Compare also RTLM, a Rwandan radio station that played a central role in the propagation of genocidal calls to action. I'd argue that whatever communication technology prevails can (and sadly probably will) be abused to incite violence. This is not a WhatsApp-specific problem.




veen  ·  66 days ago  ·  link  ·  

It’s not a technology-specific problem, I completely agree. But I don’t think communications methods are entirely neutral either. The design of the app or website or whatever plays a big role in how people interact with it, and that responsibility does lay with the company or organization, up to a reasonable point. I’m just not entirely sure where that point is.

kleinbl00  ·  66 days ago  ·  link  ·  

Here's the problem:

    In attempting to fulfill Facebook’s current mission — to “give people the power to build community and bring the world closer together” — Zuckerberg and his team of Silicon Valley–based executives failed to foresee its malignant applications: misinformation, propaganda, rumor, hate.

They didn't fail to foresee. They failed to be responsible. There's a world of difference between "to give people the power to build community and bring the world closer together" and "to build community and bring the world closer together."

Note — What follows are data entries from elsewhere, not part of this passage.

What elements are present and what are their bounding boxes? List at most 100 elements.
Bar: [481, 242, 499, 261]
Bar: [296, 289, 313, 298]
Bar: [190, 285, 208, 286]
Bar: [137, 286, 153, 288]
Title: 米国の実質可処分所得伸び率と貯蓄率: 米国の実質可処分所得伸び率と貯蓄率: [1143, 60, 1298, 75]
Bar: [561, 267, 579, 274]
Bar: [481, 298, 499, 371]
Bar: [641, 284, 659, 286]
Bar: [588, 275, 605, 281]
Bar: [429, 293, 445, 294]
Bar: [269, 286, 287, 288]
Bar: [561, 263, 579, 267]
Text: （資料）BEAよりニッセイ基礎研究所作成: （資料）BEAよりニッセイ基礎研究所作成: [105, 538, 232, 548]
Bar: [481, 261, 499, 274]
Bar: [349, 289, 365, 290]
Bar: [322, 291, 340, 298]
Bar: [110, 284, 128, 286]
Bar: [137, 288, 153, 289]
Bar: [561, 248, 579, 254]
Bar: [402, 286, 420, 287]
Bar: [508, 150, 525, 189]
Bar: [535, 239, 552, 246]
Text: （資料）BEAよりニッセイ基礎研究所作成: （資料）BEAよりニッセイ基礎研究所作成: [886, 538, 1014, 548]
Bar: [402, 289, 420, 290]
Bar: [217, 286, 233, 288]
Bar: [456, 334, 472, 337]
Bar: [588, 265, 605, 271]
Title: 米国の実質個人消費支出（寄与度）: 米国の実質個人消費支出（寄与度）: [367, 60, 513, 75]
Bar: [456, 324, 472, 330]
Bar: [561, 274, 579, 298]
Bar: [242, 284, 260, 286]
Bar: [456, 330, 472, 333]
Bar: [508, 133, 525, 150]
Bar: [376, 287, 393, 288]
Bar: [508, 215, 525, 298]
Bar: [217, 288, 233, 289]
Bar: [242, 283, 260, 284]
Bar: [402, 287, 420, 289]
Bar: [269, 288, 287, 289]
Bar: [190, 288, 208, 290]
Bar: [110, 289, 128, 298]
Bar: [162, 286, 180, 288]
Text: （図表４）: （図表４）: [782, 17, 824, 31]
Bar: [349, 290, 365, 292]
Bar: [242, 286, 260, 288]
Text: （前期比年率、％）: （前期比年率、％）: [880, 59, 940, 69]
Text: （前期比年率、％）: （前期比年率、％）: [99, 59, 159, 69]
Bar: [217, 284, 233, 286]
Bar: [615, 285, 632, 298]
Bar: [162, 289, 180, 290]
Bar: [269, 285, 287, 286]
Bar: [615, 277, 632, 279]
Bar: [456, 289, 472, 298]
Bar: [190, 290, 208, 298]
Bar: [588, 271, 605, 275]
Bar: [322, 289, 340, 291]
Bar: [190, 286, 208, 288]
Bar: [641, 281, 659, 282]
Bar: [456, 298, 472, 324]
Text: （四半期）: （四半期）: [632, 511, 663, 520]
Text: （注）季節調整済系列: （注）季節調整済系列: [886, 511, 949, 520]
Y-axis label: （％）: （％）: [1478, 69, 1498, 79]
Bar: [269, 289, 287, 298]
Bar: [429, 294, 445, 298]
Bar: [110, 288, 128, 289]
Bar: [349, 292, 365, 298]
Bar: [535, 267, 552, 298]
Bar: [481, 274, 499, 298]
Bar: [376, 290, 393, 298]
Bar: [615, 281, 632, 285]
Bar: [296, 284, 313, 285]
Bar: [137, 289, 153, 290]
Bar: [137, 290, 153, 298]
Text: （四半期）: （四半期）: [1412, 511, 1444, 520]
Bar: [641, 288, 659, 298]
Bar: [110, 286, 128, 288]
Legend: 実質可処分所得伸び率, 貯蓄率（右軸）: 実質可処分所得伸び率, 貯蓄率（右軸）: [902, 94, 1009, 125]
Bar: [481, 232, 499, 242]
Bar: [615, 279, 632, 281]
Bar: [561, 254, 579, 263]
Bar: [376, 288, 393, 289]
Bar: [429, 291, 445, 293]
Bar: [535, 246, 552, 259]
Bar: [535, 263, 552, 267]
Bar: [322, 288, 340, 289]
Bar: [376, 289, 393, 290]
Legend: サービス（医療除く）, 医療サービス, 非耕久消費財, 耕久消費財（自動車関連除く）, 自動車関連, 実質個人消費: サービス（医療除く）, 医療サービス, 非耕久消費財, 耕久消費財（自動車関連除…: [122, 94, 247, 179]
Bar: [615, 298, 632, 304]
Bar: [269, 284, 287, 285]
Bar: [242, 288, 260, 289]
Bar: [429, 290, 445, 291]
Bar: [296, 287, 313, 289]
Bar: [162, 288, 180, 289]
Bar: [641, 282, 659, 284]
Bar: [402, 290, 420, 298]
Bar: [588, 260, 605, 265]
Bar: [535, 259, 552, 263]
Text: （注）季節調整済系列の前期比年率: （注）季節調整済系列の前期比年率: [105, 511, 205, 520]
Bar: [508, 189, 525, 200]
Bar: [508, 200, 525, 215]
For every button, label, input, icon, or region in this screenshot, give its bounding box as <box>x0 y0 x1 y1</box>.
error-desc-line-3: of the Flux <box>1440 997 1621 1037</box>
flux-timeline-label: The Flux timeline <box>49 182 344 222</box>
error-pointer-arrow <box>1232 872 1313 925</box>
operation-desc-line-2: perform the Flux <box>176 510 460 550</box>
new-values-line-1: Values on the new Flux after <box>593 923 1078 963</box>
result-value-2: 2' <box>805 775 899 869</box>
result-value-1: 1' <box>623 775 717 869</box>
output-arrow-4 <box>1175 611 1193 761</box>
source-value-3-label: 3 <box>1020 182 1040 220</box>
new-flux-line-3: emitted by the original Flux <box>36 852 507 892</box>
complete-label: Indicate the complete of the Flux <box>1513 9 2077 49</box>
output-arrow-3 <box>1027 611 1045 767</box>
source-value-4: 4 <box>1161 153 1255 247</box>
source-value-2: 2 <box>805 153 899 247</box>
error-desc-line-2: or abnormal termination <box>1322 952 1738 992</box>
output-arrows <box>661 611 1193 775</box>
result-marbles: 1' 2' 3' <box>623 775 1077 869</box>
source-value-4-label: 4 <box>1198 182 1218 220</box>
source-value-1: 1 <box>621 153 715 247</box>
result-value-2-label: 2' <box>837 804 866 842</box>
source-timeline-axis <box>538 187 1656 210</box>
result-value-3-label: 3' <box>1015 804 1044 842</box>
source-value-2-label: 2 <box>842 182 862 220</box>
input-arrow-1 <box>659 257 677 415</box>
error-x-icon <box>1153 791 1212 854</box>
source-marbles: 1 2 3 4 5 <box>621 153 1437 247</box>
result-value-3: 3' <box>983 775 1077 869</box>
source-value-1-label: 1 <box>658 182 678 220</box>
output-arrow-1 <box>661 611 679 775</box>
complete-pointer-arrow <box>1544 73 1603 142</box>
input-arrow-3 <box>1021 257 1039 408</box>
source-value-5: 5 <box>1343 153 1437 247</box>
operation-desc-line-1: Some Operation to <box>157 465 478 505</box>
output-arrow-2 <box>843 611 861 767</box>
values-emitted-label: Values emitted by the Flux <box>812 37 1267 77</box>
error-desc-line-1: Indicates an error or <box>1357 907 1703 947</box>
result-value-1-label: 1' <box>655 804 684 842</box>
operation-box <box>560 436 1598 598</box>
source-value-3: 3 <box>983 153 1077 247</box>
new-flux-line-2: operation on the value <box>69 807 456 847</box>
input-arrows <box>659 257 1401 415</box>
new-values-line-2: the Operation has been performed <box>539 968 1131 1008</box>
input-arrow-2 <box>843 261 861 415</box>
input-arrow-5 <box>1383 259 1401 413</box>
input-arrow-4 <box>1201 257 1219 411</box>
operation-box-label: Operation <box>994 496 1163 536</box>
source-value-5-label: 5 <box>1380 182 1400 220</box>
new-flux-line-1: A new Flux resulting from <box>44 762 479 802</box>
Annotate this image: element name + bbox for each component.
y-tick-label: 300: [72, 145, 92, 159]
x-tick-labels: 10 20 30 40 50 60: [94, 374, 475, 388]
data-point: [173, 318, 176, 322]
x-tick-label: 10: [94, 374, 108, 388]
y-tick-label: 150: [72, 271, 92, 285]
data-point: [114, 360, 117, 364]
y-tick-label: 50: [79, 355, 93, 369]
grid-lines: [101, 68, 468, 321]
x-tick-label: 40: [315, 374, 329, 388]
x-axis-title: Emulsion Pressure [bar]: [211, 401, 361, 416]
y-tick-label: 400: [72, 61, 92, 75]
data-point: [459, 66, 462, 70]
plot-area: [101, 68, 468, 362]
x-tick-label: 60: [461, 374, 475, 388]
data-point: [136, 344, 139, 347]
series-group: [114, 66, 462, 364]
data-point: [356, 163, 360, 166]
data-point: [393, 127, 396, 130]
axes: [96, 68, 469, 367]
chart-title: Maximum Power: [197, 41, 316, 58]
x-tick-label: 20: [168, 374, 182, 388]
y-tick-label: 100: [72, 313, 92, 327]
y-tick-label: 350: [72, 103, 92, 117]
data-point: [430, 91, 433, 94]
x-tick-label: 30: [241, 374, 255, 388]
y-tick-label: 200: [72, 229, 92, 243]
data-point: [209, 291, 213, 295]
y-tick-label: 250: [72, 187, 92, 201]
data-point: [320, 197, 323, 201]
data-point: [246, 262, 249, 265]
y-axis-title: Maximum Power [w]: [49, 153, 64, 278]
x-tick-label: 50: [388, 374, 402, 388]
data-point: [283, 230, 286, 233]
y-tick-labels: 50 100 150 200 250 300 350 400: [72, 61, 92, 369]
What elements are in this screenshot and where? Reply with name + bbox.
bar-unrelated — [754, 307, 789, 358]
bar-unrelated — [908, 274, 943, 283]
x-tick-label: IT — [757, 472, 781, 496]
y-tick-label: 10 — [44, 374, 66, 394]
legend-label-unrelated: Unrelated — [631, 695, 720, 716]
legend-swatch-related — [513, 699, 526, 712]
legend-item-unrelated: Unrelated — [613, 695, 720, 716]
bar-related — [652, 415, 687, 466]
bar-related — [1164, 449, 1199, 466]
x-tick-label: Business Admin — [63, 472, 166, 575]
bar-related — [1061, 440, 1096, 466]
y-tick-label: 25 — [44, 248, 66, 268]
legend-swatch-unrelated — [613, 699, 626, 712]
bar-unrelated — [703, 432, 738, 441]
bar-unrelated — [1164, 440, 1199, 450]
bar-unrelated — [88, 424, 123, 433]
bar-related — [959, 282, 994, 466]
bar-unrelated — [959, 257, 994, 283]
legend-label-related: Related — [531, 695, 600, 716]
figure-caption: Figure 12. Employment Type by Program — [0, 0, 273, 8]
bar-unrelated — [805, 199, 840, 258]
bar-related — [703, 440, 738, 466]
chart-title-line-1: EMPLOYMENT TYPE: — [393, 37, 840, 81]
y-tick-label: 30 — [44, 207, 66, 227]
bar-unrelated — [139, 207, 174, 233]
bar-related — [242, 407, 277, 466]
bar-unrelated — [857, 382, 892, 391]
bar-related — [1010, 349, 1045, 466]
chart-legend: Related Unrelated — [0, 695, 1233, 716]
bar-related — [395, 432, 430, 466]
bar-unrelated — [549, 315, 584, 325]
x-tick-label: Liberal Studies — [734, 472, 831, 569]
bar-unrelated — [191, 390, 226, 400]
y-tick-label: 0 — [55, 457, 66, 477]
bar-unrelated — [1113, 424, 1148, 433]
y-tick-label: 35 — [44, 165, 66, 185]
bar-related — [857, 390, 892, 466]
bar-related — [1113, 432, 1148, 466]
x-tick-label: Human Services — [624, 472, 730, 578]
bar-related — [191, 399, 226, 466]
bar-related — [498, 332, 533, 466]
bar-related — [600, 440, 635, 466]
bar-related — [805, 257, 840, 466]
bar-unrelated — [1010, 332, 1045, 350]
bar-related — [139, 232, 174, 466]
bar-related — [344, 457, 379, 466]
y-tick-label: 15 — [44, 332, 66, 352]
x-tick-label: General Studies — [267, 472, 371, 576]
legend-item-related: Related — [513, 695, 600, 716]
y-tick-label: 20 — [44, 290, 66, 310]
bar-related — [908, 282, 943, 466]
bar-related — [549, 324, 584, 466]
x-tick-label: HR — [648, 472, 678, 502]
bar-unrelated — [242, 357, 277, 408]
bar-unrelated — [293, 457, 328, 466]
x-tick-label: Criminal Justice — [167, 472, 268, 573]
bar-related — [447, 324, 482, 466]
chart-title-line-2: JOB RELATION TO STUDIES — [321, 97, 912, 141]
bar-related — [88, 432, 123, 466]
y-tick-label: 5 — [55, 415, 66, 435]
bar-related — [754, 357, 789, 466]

Facebook was created so that Harvard boys could rate Harvard girls without the girls knowing. This whole "empower community" thing is a speculative side-benefit of the core mission of social media apps, which is monetizing jealousy. By saying, "well, people could use it for good if they wanted" those collecting the checks absolve themselves of all responsibility for any actions or behavior other than "good" (for which they can claim credit).

Meanwhile, the organizations tasked with enforcing "good" have no more handle on the platform than anybody else. Generally they have a lot less.

And here we are.

katakowsj  ·  65 days ago  ·  link  ·  

Agreed. That, and...

    The videos, whose origins are impossible to trace because of WhatsApp’s strong encryption, had been making the rounds in WhatsApp groups in India months before the incident in Rainpada.

Since when do we take the word of any reporter that has absolutely no stake in the game? Encryption absolves the reporter of any culpability. What the hell?